Spiritual realization based on the sapiential perspective implies also this “metaphysical transparency of natural forms and objects” as a necessary dimension and aspect of “seeing God everywhere.”5 In reality the traditional cosmological sciences lend themselves to being such a support for contemplation besides making available a veritable science of various realms of the cosmos. What is in fact traditional cosmology but a way of allowing man to contemplate the cosmos itself as an icon!
Therefore, both types of knowledge of the cosmos, as viewed from the perspective of sacred knowledge and through eyes which are not cut off from the sanctifying rays of the “eye of the heart,” reveal the cosmos as theophany.6 To behold the cosmos with the eye of the intellect is to see it not as a pattern of externalized and brute facts, but as a theater wherein are reflected aspects of the Divine Qualities, as a myriad of mirrors reflecting the face of the Beloved, as the theophany of that Reality which resides at the Center of the being of man himself.
To see the cosmos as theophany is to see the reflection of one-Self in the cosmos and its forms. In traditions based upon a sacred scripture the cosmos also reveals its meaning as a vast book whose pages are replete with the words of the Author and possess multiple levels of meaning like the revealed book of the religion in question.
This perspective is to be found in Judaism and Islam where the eternal Torah and the Quran as the Umm al-kitāb are seen as prototypes of both the revealed book and that other grand book or virgin nature which reflects God's primordial revelation.
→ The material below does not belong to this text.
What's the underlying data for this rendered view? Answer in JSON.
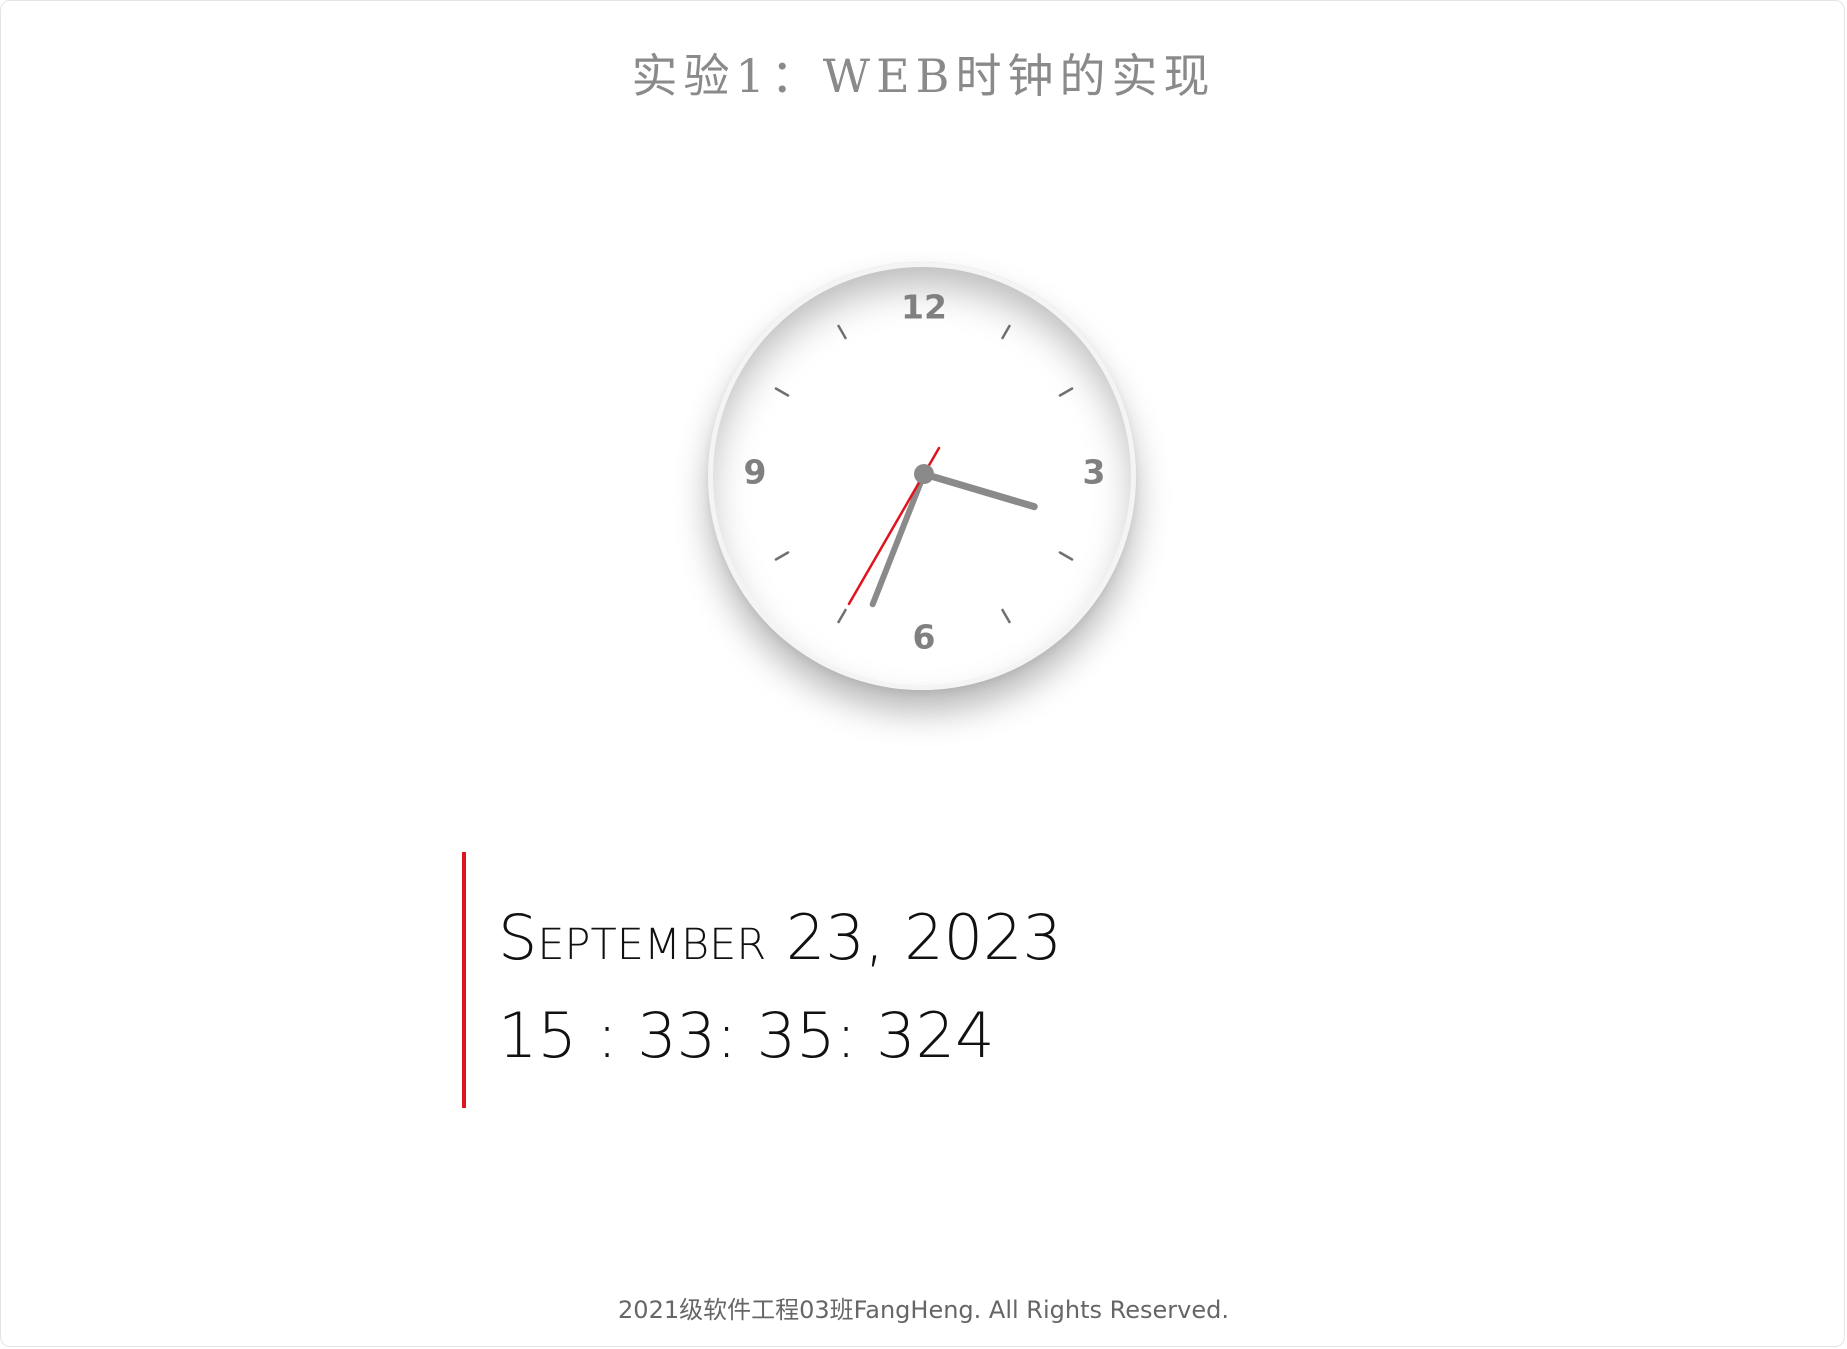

In Christianity also, where there is greater emphasis upon the Son as Logos than on the book, the vision of the universe as the book of God is not only present but has been repeated through the ages especially in the utterance of those who have belonged to the sapiential perspective. In fact, this view, so majestically depicted by Dante, did not disappear until the inner meaning of revelation itself became inaccessible.
Exegesis turned to the interpretation of the outward, literal meaning of the sacred text while cosmic symbols were becoming facts and, instead of revealing the cosmos as theophany, were limiting the reality of the world to the categories of mass and motion.